The Role:
The Senior Cloud Database Operations Engineer is responsible for the design, deployment, optimization, and day-to-day operational management of the company's mission-critical cloud database infrastructure. This role focuses on ensuring financial-grade data reliability, high availability, and performance across AWS-managed and self-managed database services.

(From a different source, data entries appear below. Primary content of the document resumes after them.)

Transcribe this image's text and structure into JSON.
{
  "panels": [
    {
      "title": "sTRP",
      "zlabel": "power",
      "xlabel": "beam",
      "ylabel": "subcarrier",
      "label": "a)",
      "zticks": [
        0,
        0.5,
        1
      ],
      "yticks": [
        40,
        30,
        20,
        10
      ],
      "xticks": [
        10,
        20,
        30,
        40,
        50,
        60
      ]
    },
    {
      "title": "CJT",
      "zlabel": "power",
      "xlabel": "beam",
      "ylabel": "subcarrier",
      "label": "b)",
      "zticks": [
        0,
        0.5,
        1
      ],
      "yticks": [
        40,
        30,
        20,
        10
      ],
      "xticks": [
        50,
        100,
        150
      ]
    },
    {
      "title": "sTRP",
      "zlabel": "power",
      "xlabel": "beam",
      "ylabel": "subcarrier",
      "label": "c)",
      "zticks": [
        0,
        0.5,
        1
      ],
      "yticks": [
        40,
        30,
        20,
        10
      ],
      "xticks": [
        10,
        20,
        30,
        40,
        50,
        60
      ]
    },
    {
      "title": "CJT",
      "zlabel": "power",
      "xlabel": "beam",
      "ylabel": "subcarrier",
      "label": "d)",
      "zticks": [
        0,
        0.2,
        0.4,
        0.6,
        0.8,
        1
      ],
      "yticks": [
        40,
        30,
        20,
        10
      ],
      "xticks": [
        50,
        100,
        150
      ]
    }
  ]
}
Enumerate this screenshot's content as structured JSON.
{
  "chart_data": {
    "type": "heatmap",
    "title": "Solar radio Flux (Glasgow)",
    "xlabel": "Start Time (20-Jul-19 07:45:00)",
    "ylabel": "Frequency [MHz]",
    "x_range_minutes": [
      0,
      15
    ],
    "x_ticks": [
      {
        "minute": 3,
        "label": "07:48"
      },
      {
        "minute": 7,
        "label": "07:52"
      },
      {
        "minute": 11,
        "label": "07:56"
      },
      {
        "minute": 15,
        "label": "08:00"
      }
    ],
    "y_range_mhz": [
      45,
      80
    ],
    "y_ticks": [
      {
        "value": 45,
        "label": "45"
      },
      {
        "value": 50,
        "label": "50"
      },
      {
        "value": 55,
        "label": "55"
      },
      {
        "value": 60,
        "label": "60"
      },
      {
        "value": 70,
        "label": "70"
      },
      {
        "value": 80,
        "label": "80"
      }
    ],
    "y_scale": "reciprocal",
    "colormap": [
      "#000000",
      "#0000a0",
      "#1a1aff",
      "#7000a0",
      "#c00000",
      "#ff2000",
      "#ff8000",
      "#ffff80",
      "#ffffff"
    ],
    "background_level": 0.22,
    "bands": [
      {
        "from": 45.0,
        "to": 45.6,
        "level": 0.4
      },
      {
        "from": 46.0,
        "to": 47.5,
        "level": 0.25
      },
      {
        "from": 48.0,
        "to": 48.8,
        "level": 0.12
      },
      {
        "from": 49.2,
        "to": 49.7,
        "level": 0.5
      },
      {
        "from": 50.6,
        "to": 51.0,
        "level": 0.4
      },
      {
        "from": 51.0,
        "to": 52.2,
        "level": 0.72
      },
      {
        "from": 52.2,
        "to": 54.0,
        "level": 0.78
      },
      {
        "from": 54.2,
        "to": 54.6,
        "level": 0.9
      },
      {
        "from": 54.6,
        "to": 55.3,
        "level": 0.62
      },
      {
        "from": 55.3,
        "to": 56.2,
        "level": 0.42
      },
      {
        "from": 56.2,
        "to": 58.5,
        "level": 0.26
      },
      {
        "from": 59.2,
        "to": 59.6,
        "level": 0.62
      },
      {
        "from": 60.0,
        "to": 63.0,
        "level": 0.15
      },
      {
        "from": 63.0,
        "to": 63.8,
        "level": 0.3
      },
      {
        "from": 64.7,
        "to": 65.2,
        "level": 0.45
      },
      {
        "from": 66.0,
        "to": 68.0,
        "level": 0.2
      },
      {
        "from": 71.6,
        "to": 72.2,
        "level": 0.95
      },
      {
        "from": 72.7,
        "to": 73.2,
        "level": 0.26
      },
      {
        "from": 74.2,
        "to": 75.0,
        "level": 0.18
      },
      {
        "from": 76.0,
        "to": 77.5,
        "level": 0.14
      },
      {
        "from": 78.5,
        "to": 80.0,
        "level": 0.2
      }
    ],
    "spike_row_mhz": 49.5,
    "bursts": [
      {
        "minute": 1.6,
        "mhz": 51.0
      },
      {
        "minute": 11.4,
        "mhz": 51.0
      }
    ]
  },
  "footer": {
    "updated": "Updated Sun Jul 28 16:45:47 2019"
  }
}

You will serve as the database domain expert within the operations team, driving database automation, disaster recovery strategies, and data security compliance initiatives.
Job Description:
- Cloud Database Management: Lead the deployment, configuration, and lifecycle management of AWS-managed database services, including Amazon RDS (MySQL, PostgreSQL, Oracle), Amazon Aurora, Amazon DynamoDB, Amazon ElastiCache (Redis/Memcached), and Amazon Redshift.
- High Availability & Disaster Recovery: Design and maintain database HA architectures (Multi-AZ, Read Replicas, Global Databases) and DR strategies (cross-region replication, automated failover) to meet financial-level RPO/RTO SLA requirements.
- Performance Tuning & Optimization: Conduct proactive database performance monitoring, slow query analysis, index optimization, and capacity planning to ensure optimal throughput and low-latency response for core business systems.
- Backup & Recovery: Establish and maintain robust backup policies (automated snapshots, point-in-time recovery, cross-region backup), and regularly conduct recovery drills to validate data integrity and recoverability.
- Database Automation & Tooling: Design and develop internal database automation tools and scripts (using Python, Shell, or Golang) for routine operations such as automated provisioning, schema migration, parameter tuning, health checks, and alerting integration.
- Database Security & Compliance: Manage database access controls, encryption at rest and in transit (KMS, SSL/TLS), audit logging, and data masking to meet strict financial security auditing and regulatory compliance standards (e.g., MAS TRM).
- Migration & Upgrades: Plan and execute database migration projects, including on-premises to cloud (using AWS DMS, SCT), cross-engine migrations, and major version upgrades with minimal downtime.
- Monitoring & Alerting: Build and maintain comprehensive database observability dashboards using CloudWatch, Prometheus, Grafana, and integrate with centralized alerting platforms for proactive incident detection.
- Incident Management: Lead database-related incident troubleshooting (replication lag, connection storms, deadlocks, storage issues), perform root cause analysis, and participate in on-call rotations to ensure 24/7 database uptime.
- Documentation & Knowledge Sharing: Maintain up-to-date database runbooks, SOPs, and architecture documentation mentor junior team members on database best practices.
Job Requirement:
- Education: Bachelor's degree in Computer Science, Software Engineering, Information Systems, or a related technical field.
- Experience: 3-5 years of solid experience in Database Administration (DBA) or Database Operations roles, with at least 2 years focused on cloud database environments.
- AWS Database Proficiency: Expert knowledge of the AWS database ecosystem, including Amazon RDS (MySQL/PostgreSQL/Oracle), Aurora, DynamoDB, ElastiCache, Redshift, DMS, and related services (KMS, CloudWatch, Secrets Manager).
- RDBMS Expertise: Deep hands-on experience with at least two of the following: MySQL, PostgreSQL, Oracle, or SQL Server - including performance tuning, replication, partitioning, and high-availability configuration.
- NoSQL & Caching: Practical experience with NoSQL databases (DynamoDB, MongoDB) and in-memory caching systems (Redis, Memcached) in production environments.
- Programming & Scripting: Proficient in Python and Shell scripting for database automation familiarity with Golang is a plus.
- Infrastructure as Code: Experience with Terraform or CloudFormation for database resource provisioning and management.
- Observability: Familiar with database monitoring and alerting using CloudWatch, Prometheus, Grafana, and log analysis tools (CloudWatch Logs, ELK, or Loki).
- Networking Fundamentals: Solid understanding of VPC, Security Groups, NACLs, and network connectivity as they relate to database access and security.
- Industry Context: Prior experience in Financial Services (FinTech, Banking, or Payments) is highly preferred familiarity with financial regulatory requirements for data management is a strong advantage.
- Certifications (Preferred): AWS Certified Database - Specialty, AWS Solutions Architect - Associate, or equivalent cloud database certifications.
- Soft Skills: Strong analytical and problem-solving abilities proven ability to work under pressure with tight timelines excellent communication skills for cross-team collaboration proactive team player with strong professional ethics.